Although the U.S. troops at Ojo de Agua were unable to call for reinforcements because their wireless station had been disabled, U.S. detachments in the vicinity heard gunfire and two groups of American cavalry set out to investigate. A company from the 3rd Cavalry under Captain Frank Ross McCoy at Mission, Texas some 8 mi from Ojo de Agua was dispatched, as was a small group of twelve recruits under Captain W. J. Scott. Scott's outfit was only 2 mi from the fighting and arrived at the scene well before McCoy. They immediately attacked from the west of the raiders' positions, driving them off. McCoy's force arrived just as the Mexicans withdrew and saw little or no fighting.

==Aftermath==
By the end of the raid one civilian and three U.S. soldiers, including commanding officer Sergeant Schaffer, had been killed and eight wounded. The Sediciosos lost five men dead and at least nine others wounded, two of whom later died. A Japanese man and two Carrancista soldiers were found among the dead which was seen as evidence that the Carrancistas had been supporting the Plan of San Diego. The U.S. soldiers were commended for their bravery during the raid, and Sergeant Smith was awarded a Distinguished Service Cross for his actions during the engagement.

The Sedicioso raid on Ojo de Agua impacted American military strategy in the area. The commanding U.S. general in the region, General Frederick Funston, reinforced the border region with troops and requested to be allowed to give no quarter to any Mexican raiders who attacked the United States in the future.
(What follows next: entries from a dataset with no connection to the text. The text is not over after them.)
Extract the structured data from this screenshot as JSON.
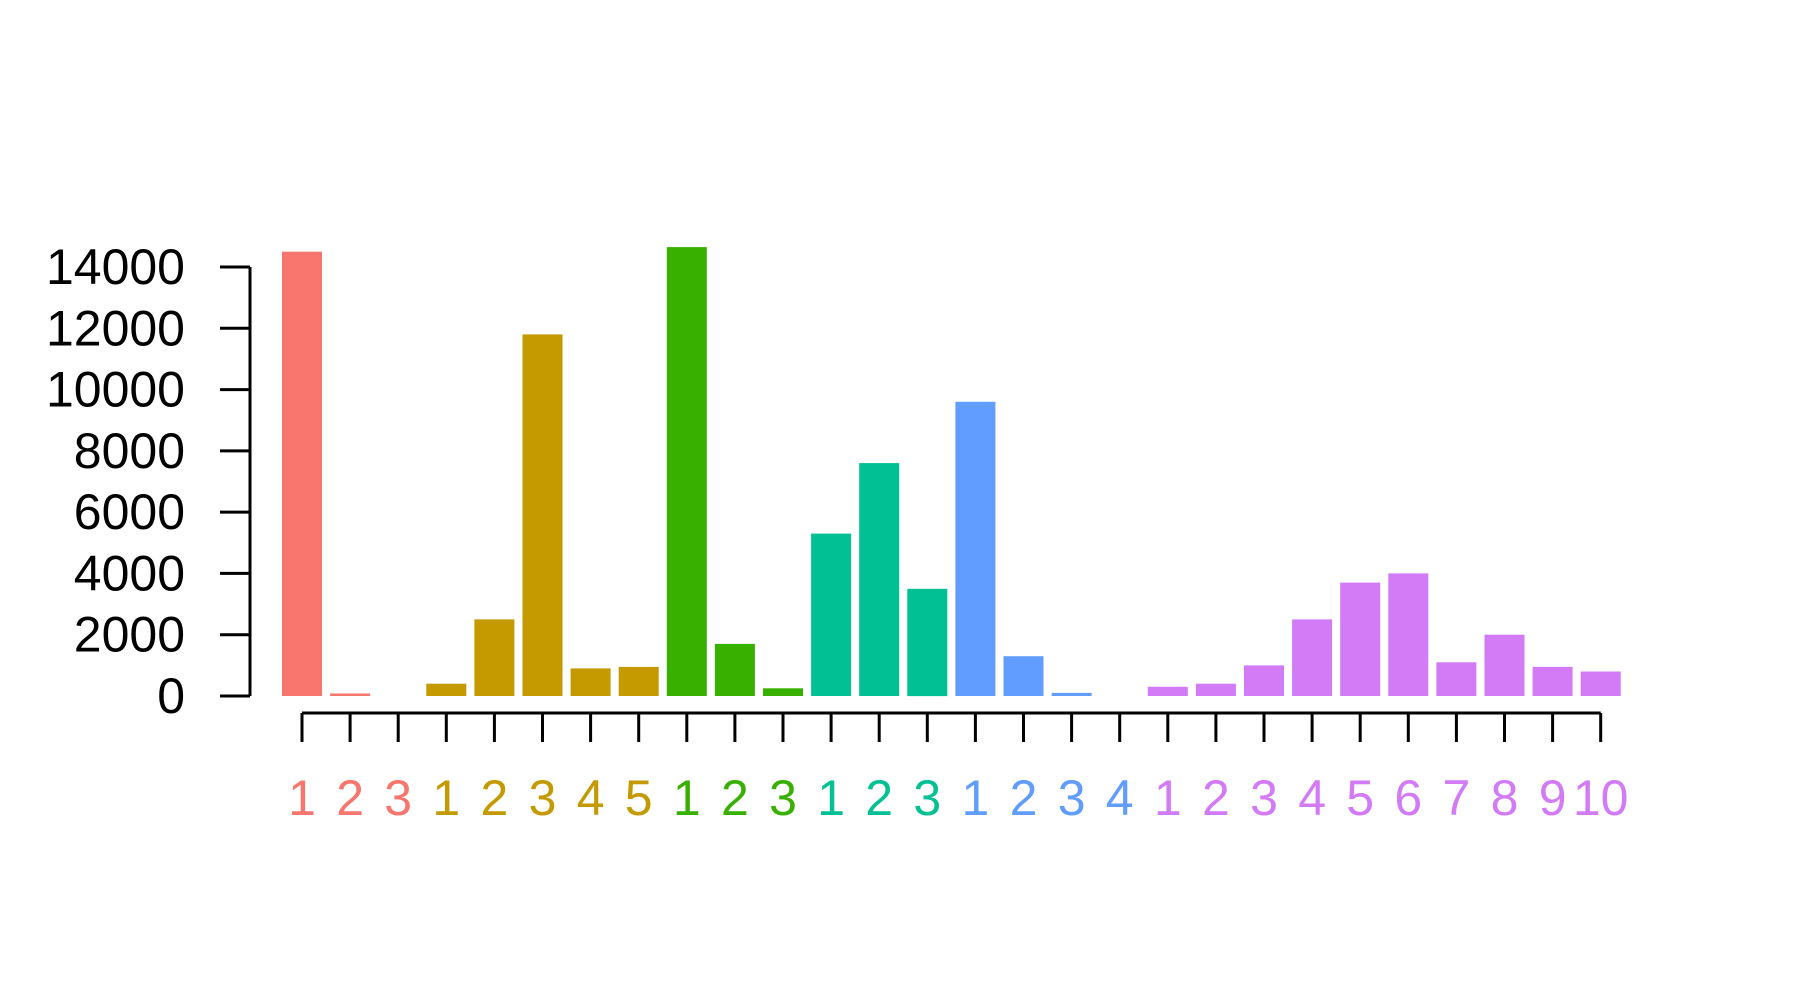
{
  "chart_data": {
    "type": "bar",
    "title": "",
    "xlabel": "",
    "ylabel": "",
    "ylim": [
      0,
      14500
    ],
    "y_ticks": [
      0,
      2000,
      4000,
      6000,
      8000,
      10000,
      12000,
      14000
    ],
    "y_tick_labels": [
      "0",
      "2000",
      "4000",
      "6000",
      "8000",
      "10000",
      "12000",
      "14000"
    ],
    "grid": false,
    "legend": "none",
    "groups": [
      {
        "color": "#F8766D",
        "categories": [
          "1",
          "2",
          "3"
        ],
        "values": [
          14500,
          80,
          0
        ]
      },
      {
        "color": "#C49A00",
        "categories": [
          "1",
          "2",
          "3",
          "4",
          "5"
        ],
        "values": [
          400,
          2500,
          11800,
          900,
          950
        ]
      },
      {
        "color": "#38B000",
        "categories": [
          "1",
          "2",
          "3"
        ],
        "values": [
          14650,
          1700,
          250
        ]
      },
      {
        "color": "#00C094",
        "categories": [
          "1",
          "2",
          "3"
        ],
        "values": [
          5300,
          7600,
          3500
        ]
      },
      {
        "color": "#619CFF",
        "categories": [
          "1",
          "2",
          "3",
          "4"
        ],
        "values": [
          9600,
          1300,
          100,
          0
        ]
      },
      {
        "color": "#D37AF7",
        "categories": [
          "1",
          "2",
          "3",
          "4",
          "5",
          "6",
          "7",
          "8",
          "9",
          "10"
        ],
        "values": [
          300,
          400,
          1000,
          2500,
          3700,
          4000,
          1100,
          2000,
          950,
          800
        ]
      }
    ]
  }
}
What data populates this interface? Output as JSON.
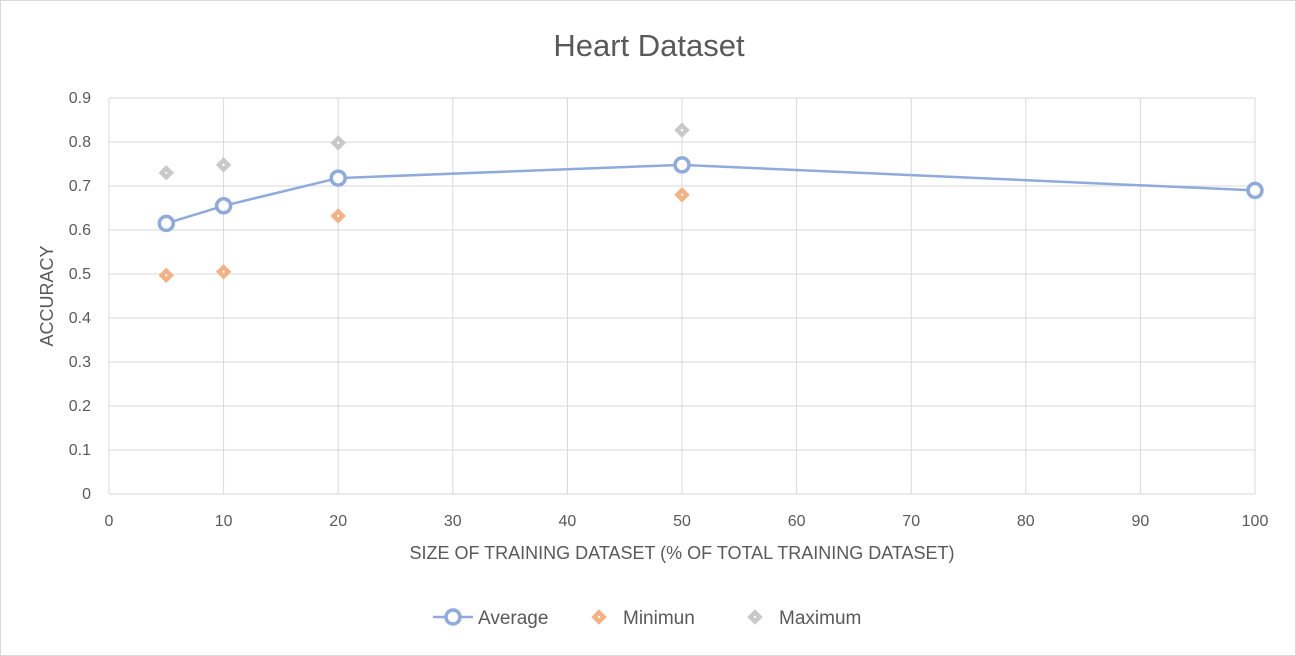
{
  "chart_data": {
    "type": "scatter",
    "title": "Heart Dataset",
    "xlabel": "SIZE OF TRAINING DATASET (% OF TOTAL TRAINING DATASET)",
    "ylabel": "ACCURACY",
    "xlim": [
      0,
      100
    ],
    "ylim": [
      0,
      0.9
    ],
    "x_ticks": [
      "0",
      "10",
      "20",
      "30",
      "40",
      "50",
      "60",
      "70",
      "80",
      "90",
      "100"
    ],
    "y_ticks": [
      "0",
      "0.1",
      "0.2",
      "0.3",
      "0.4",
      "0.5",
      "0.6",
      "0.7",
      "0.8",
      "0.9"
    ],
    "grid": true,
    "legend_position": "bottom",
    "series": [
      {
        "name": "Average",
        "style": "line-with-circle-markers",
        "color": "#8faadc",
        "points": [
          {
            "x": 5,
            "y": 0.615
          },
          {
            "x": 10,
            "y": 0.655
          },
          {
            "x": 20,
            "y": 0.718
          },
          {
            "x": 50,
            "y": 0.748
          },
          {
            "x": 100,
            "y": 0.69
          }
        ]
      },
      {
        "name": "Minimun",
        "style": "diamond-markers",
        "color": "#f4b183",
        "points": [
          {
            "x": 5,
            "y": 0.497
          },
          {
            "x": 10,
            "y": 0.505
          },
          {
            "x": 20,
            "y": 0.632
          },
          {
            "x": 50,
            "y": 0.68
          }
        ]
      },
      {
        "name": "Maximum",
        "style": "diamond-markers",
        "color": "#c9c9c9",
        "points": [
          {
            "x": 5,
            "y": 0.73
          },
          {
            "x": 10,
            "y": 0.748
          },
          {
            "x": 20,
            "y": 0.798
          },
          {
            "x": 50,
            "y": 0.827
          }
        ]
      }
    ]
  }
}
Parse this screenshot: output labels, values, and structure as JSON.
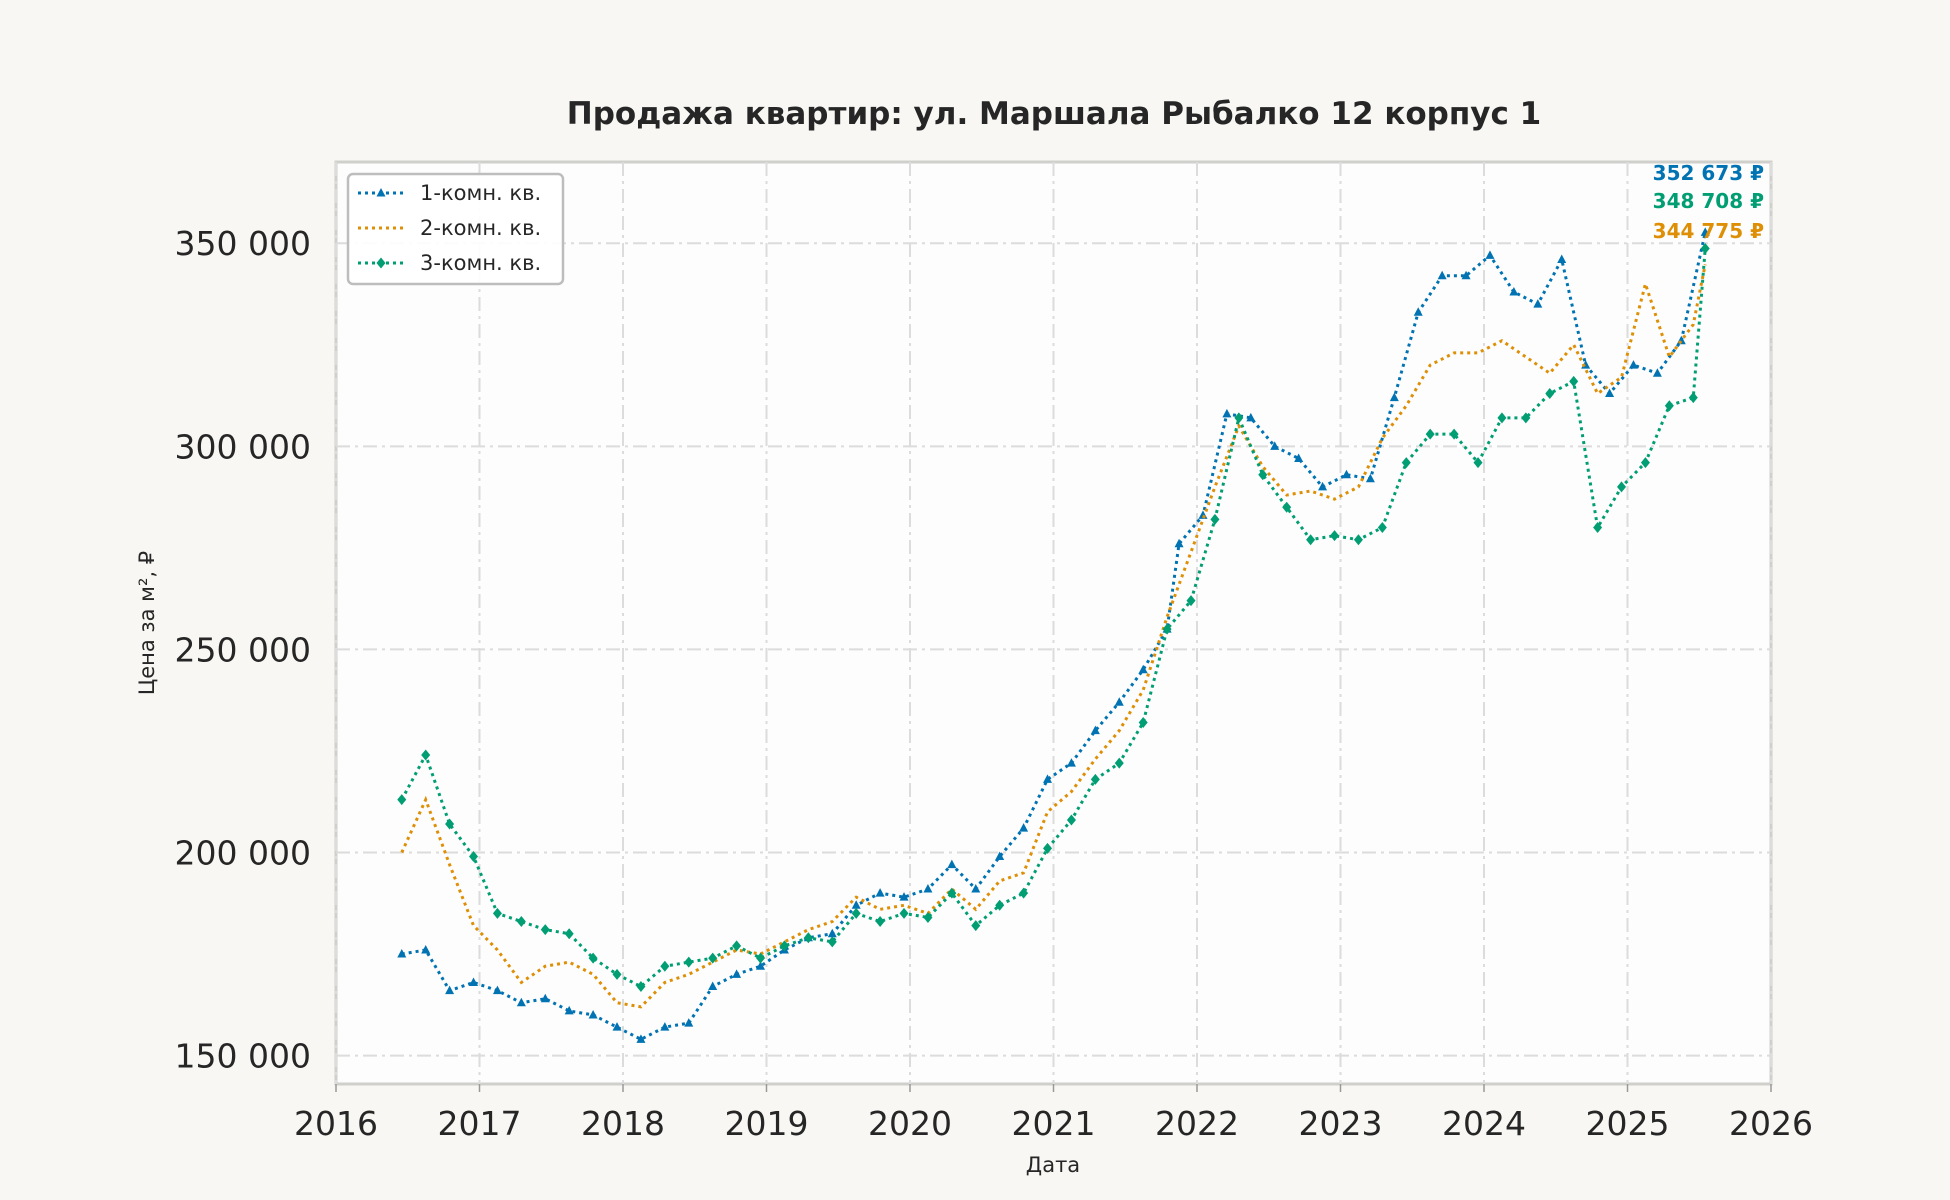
{
  "chart_data": {
    "type": "line",
    "title": "Продажа квартир: ул. Маршала Рыбалко 12 корпус 1",
    "xlabel": "Дата",
    "ylabel": "Цена за м², ₽",
    "xlim": [
      2016,
      2026
    ],
    "ylim": [
      143000,
      370000
    ],
    "x_ticks": [
      "2016",
      "2017",
      "2018",
      "2019",
      "2020",
      "2021",
      "2022",
      "2023",
      "2024",
      "2025",
      "2026"
    ],
    "y_ticks": [
      {
        "value": 150000,
        "label": "150 000"
      },
      {
        "value": 200000,
        "label": "200 000"
      },
      {
        "value": 250000,
        "label": "250 000"
      },
      {
        "value": 300000,
        "label": "300 000"
      },
      {
        "value": 350000,
        "label": "350 000"
      }
    ],
    "grid": true,
    "legend_position": "top-left",
    "series": [
      {
        "name": "1-комн. кв.",
        "color": "#0173b2",
        "marker": "triangle",
        "last_label": "352 673 ₽",
        "x": [
          "2016-06",
          "2016-08",
          "2016-10",
          "2016-12",
          "2017-02",
          "2017-04",
          "2017-06",
          "2017-08",
          "2017-10",
          "2017-12",
          "2018-02",
          "2018-04",
          "2018-06",
          "2018-08",
          "2018-10",
          "2018-12",
          "2019-02",
          "2019-04",
          "2019-06",
          "2019-08",
          "2019-10",
          "2019-12",
          "2020-02",
          "2020-04",
          "2020-06",
          "2020-08",
          "2020-10",
          "2020-12",
          "2021-02",
          "2021-04",
          "2021-06",
          "2021-08",
          "2021-10",
          "2021-11",
          "2022-01",
          "2022-03",
          "2022-05",
          "2022-07",
          "2022-09",
          "2022-11",
          "2023-01",
          "2023-03",
          "2023-05",
          "2023-07",
          "2023-09",
          "2023-11",
          "2024-01",
          "2024-03",
          "2024-05",
          "2024-07",
          "2024-09",
          "2024-11",
          "2025-01",
          "2025-03",
          "2025-05",
          "2025-07"
        ],
        "values": [
          175000,
          176000,
          166000,
          168000,
          166000,
          163000,
          164000,
          161000,
          160000,
          157000,
          154000,
          157000,
          158000,
          167000,
          170000,
          172000,
          176000,
          179000,
          180000,
          187000,
          190000,
          189000,
          191000,
          197000,
          191000,
          199000,
          206000,
          218000,
          222000,
          230000,
          237000,
          245000,
          255000,
          276000,
          283000,
          308000,
          307000,
          300000,
          297000,
          290000,
          293000,
          292000,
          312000,
          333000,
          342000,
          342000,
          347000,
          338000,
          335000,
          346000,
          320000,
          313000,
          320000,
          318000,
          326000,
          352673
        ]
      },
      {
        "name": "2-комн. кв.",
        "color": "#de8f05",
        "marker": "none",
        "last_label": "344 775 ₽",
        "x": [
          "2016-06",
          "2016-08",
          "2016-10",
          "2016-12",
          "2017-02",
          "2017-04",
          "2017-06",
          "2017-08",
          "2017-10",
          "2017-12",
          "2018-02",
          "2018-04",
          "2018-06",
          "2018-08",
          "2018-10",
          "2018-12",
          "2019-02",
          "2019-04",
          "2019-06",
          "2019-08",
          "2019-10",
          "2019-12",
          "2020-02",
          "2020-04",
          "2020-06",
          "2020-08",
          "2020-10",
          "2020-12",
          "2021-02",
          "2021-04",
          "2021-06",
          "2021-08",
          "2021-10",
          "2021-12",
          "2022-02",
          "2022-04",
          "2022-06",
          "2022-08",
          "2022-10",
          "2022-12",
          "2023-02",
          "2023-04",
          "2023-06",
          "2023-08",
          "2023-10",
          "2023-12",
          "2024-02",
          "2024-04",
          "2024-06",
          "2024-08",
          "2024-10",
          "2024-12",
          "2025-02",
          "2025-04",
          "2025-06",
          "2025-07"
        ],
        "values": [
          200000,
          213000,
          197000,
          182000,
          176000,
          168000,
          172000,
          173000,
          170000,
          163000,
          162000,
          168000,
          170000,
          173000,
          176000,
          175000,
          178000,
          181000,
          183000,
          189000,
          186000,
          187000,
          185000,
          191000,
          186000,
          193000,
          195000,
          210000,
          215000,
          223000,
          230000,
          240000,
          258000,
          274000,
          290000,
          305000,
          295000,
          288000,
          289000,
          287000,
          290000,
          302000,
          310000,
          320000,
          323000,
          323000,
          326000,
          322000,
          318000,
          325000,
          313000,
          317000,
          340000,
          322000,
          330000,
          344775
        ]
      },
      {
        "name": "3-комн. кв.",
        "color": "#029e73",
        "marker": "diamond",
        "last_label": "348 708 ₽",
        "x": [
          "2016-06",
          "2016-08",
          "2016-10",
          "2016-12",
          "2017-02",
          "2017-04",
          "2017-06",
          "2017-08",
          "2017-10",
          "2017-12",
          "2018-02",
          "2018-04",
          "2018-06",
          "2018-08",
          "2018-10",
          "2018-12",
          "2019-02",
          "2019-04",
          "2019-06",
          "2019-08",
          "2019-10",
          "2019-12",
          "2020-02",
          "2020-04",
          "2020-06",
          "2020-08",
          "2020-10",
          "2020-12",
          "2021-02",
          "2021-04",
          "2021-06",
          "2021-08",
          "2021-10",
          "2021-12",
          "2022-02",
          "2022-04",
          "2022-06",
          "2022-08",
          "2022-10",
          "2022-12",
          "2023-02",
          "2023-04",
          "2023-06",
          "2023-08",
          "2023-10",
          "2023-12",
          "2024-02",
          "2024-04",
          "2024-06",
          "2024-08",
          "2024-10",
          "2024-12",
          "2025-02",
          "2025-04",
          "2025-06",
          "2025-07"
        ],
        "values": [
          213000,
          224000,
          207000,
          199000,
          185000,
          183000,
          181000,
          180000,
          174000,
          170000,
          167000,
          172000,
          173000,
          174000,
          177000,
          174000,
          177000,
          179000,
          178000,
          185000,
          183000,
          185000,
          184000,
          190000,
          182000,
          187000,
          190000,
          201000,
          208000,
          218000,
          222000,
          232000,
          255000,
          262000,
          282000,
          307000,
          293000,
          285000,
          277000,
          278000,
          277000,
          280000,
          296000,
          303000,
          303000,
          296000,
          307000,
          307000,
          313000,
          316000,
          280000,
          290000,
          296000,
          310000,
          312000,
          348708
        ]
      }
    ]
  }
}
General Funston's request was denied and the raids came to an end when Washington recognized the Mexican government under Carranza. Wishing to maintain good relations with the United States, Carranza ordered the Sedicioso commanders to cease their raiding activities. Without support from the Mexican federal government the Plan of San Diego movement fell apart and there were no further Mexican invasions of the United States until the Villistas raids began in 1916.